Y él mismo constituyó a unos, apóstoles; a otros, profetas; a otros, evangelistas; a otros, pastores y maestros. (Efesios 4:11)
Se dice que Juan Wesley hizo más por Inglaterra que sus ejércitos y sus navíos. Vivió pobre, habiendo dado a otros miles de dólares a lo largo de su vida. Maltratado y calumniado, dejó su reputación y su alma en las manos de Dios. Se ha calculado que viajó más de trescientos mil kilómetros a pie y a caballo, y predicó dos mil cuatrocientos sermones.
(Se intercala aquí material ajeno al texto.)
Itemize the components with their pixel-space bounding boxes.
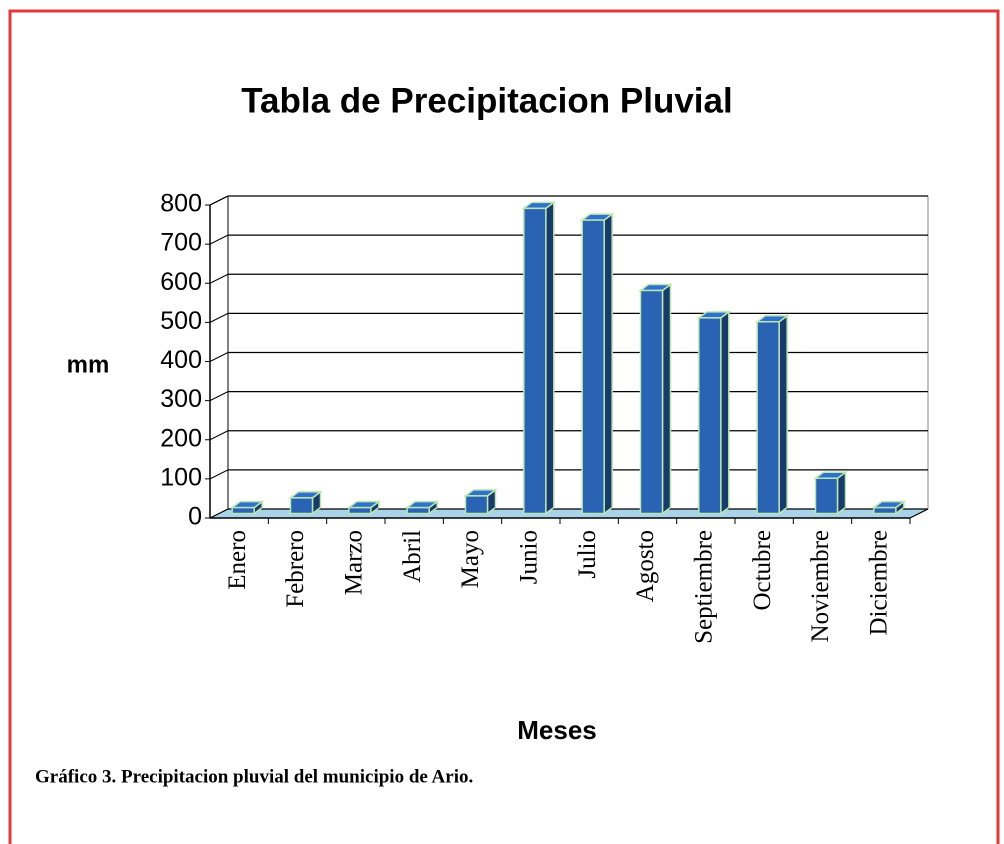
x-axis-label: Meses [517, 715, 597, 745]
frame-border [8, 9, 1000, 844]
grid-line [209, 469, 229, 480]
y-tick-label: 600 [160, 268, 202, 296]
grid-line [209, 430, 229, 441]
bar-front [639, 289, 664, 515]
bar-side [778, 314, 788, 515]
bar-front [464, 495, 489, 515]
bar [521, 200, 557, 515]
x-tick-label: Mayo [457, 530, 484, 588]
x-tick-label: Junio [516, 530, 543, 584]
bar-front [756, 321, 780, 515]
x-tick-label: Abril [399, 530, 426, 583]
bar [813, 470, 848, 515]
bar [579, 212, 615, 515]
bar-front [231, 506, 255, 515]
y-tick-label: 400 [160, 346, 202, 374]
bar-front [348, 506, 372, 515]
grid-line [209, 234, 229, 245]
bar-side [545, 200, 555, 515]
bar [754, 314, 790, 515]
y-tick-label: 200 [160, 424, 202, 452]
x-tick-label: Marzo [341, 530, 368, 595]
bar [404, 500, 440, 515]
x-axis [909, 508, 929, 519]
bar-front [523, 207, 547, 515]
chart-title: Tabla de Precipitacion Pluvial [241, 81, 732, 120]
x-tick-label: Octubre [749, 530, 776, 611]
bar-front [698, 317, 722, 515]
bar-side [720, 310, 730, 515]
y-tick-label: 800 [160, 190, 202, 218]
y-tick-label: 0 [188, 503, 202, 531]
x-tick-label: Agosto [632, 530, 659, 602]
bar [463, 488, 498, 515]
y-tick-label: 500 [160, 307, 202, 335]
x-tick-label: Febrero [282, 530, 309, 608]
grid-line [209, 508, 229, 519]
x-tick-label: Julio [574, 530, 601, 579]
bar [871, 500, 907, 515]
bar [229, 500, 265, 516]
bar-side [836, 470, 847, 515]
y-axis-label: mm [67, 351, 110, 378]
x-tick-label: Diciembre [866, 530, 893, 636]
y-tick-label: 700 [160, 229, 202, 257]
bar-front [814, 477, 839, 515]
bar-front [406, 506, 430, 515]
x-tick-label: Septiembre [691, 530, 718, 644]
grid-line [209, 391, 229, 402]
bar [696, 310, 732, 515]
bar [346, 500, 382, 515]
bar-front [581, 219, 605, 515]
bar [288, 490, 323, 515]
x-tick-label: Enero [224, 530, 251, 590]
grid-line [209, 352, 229, 362]
grid-line [209, 195, 229, 206]
bar-side [661, 282, 672, 515]
y-tick-label: 300 [160, 385, 202, 413]
grid-line [209, 273, 229, 284]
x-tick-label: Noviembre [807, 530, 834, 642]
y-tick-label: 100 [160, 463, 202, 491]
grid-line [209, 312, 229, 323]
bar-side [603, 212, 613, 515]
caption: Gráfico 3. Precipitacion pluvial del mun… [35, 766, 473, 787]
bar [638, 282, 673, 515]
bar-front [289, 497, 314, 515]
bar-front [873, 506, 897, 515]
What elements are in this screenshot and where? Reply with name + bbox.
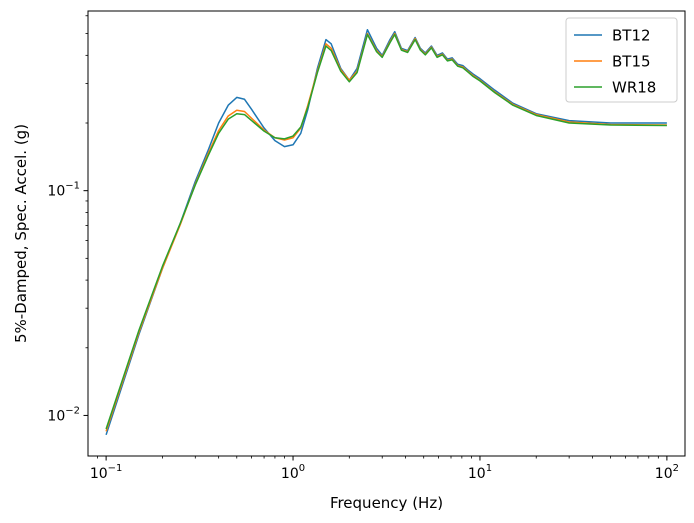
y-tick-label: 10−2 xyxy=(47,405,80,424)
x-tick-label: 101 xyxy=(468,463,492,482)
legend-box xyxy=(565,17,678,103)
x-tick-label: 102 xyxy=(655,463,679,482)
legend-label-bt12: BT12 xyxy=(612,27,651,45)
legend-label-wr18: WR18 xyxy=(612,79,656,97)
ticks-layer: 10−1 100 101 102 10−2 10−1 xyxy=(47,15,679,482)
x-tick-label: 10−1 xyxy=(90,463,123,482)
y-tick-label: 10−1 xyxy=(47,181,80,200)
x-axis-title: Frequency (Hz) xyxy=(330,494,443,512)
x-tick-label: 100 xyxy=(281,463,305,482)
y-axis-title: 5%-Damped, Spec. Accel. (g) xyxy=(12,124,30,343)
legend-label-bt15: BT15 xyxy=(612,53,651,71)
series-line-bt12 xyxy=(105,28,667,436)
plot-frame xyxy=(87,10,686,457)
series-line-wr18 xyxy=(105,33,667,430)
series-layer xyxy=(105,28,667,436)
legend: BT12 BT15 WR18 xyxy=(565,17,678,103)
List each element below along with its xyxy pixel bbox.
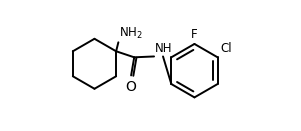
Text: NH: NH [155, 42, 172, 55]
Text: NH$_2$: NH$_2$ [119, 26, 143, 41]
Text: Cl: Cl [220, 42, 232, 55]
Text: O: O [125, 80, 136, 94]
Text: F: F [191, 28, 198, 41]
Gran parte de la iglesia establecida lo menospreció, pero él llevó fuego al frío corazón de esa iglesia. Tenía fama de quedarse sin aliento en busca de las almas.
Ordenado a los veintidós años, George Whitefield comenzó a predicar con gran elocuencia y buenos resultados. Su poder era resultado de su pasión por las almas, y usaba cada uno de sus talentos dados por Dios para guiar a las almas a Cristo. Cruzó el Atlántico trece veces y predicó millares de sermones. El epitafio de su tumba dice que fue un soldado de la cruz, humilde, devoto y ferviente, que prefirió la honra de Cristo antes que su propio interés, su reputación o su vida.
Aunque esos hombres son ejemplos admirables, el ejemplo perfecto de alguien con pasión por los perdidos es Cristo.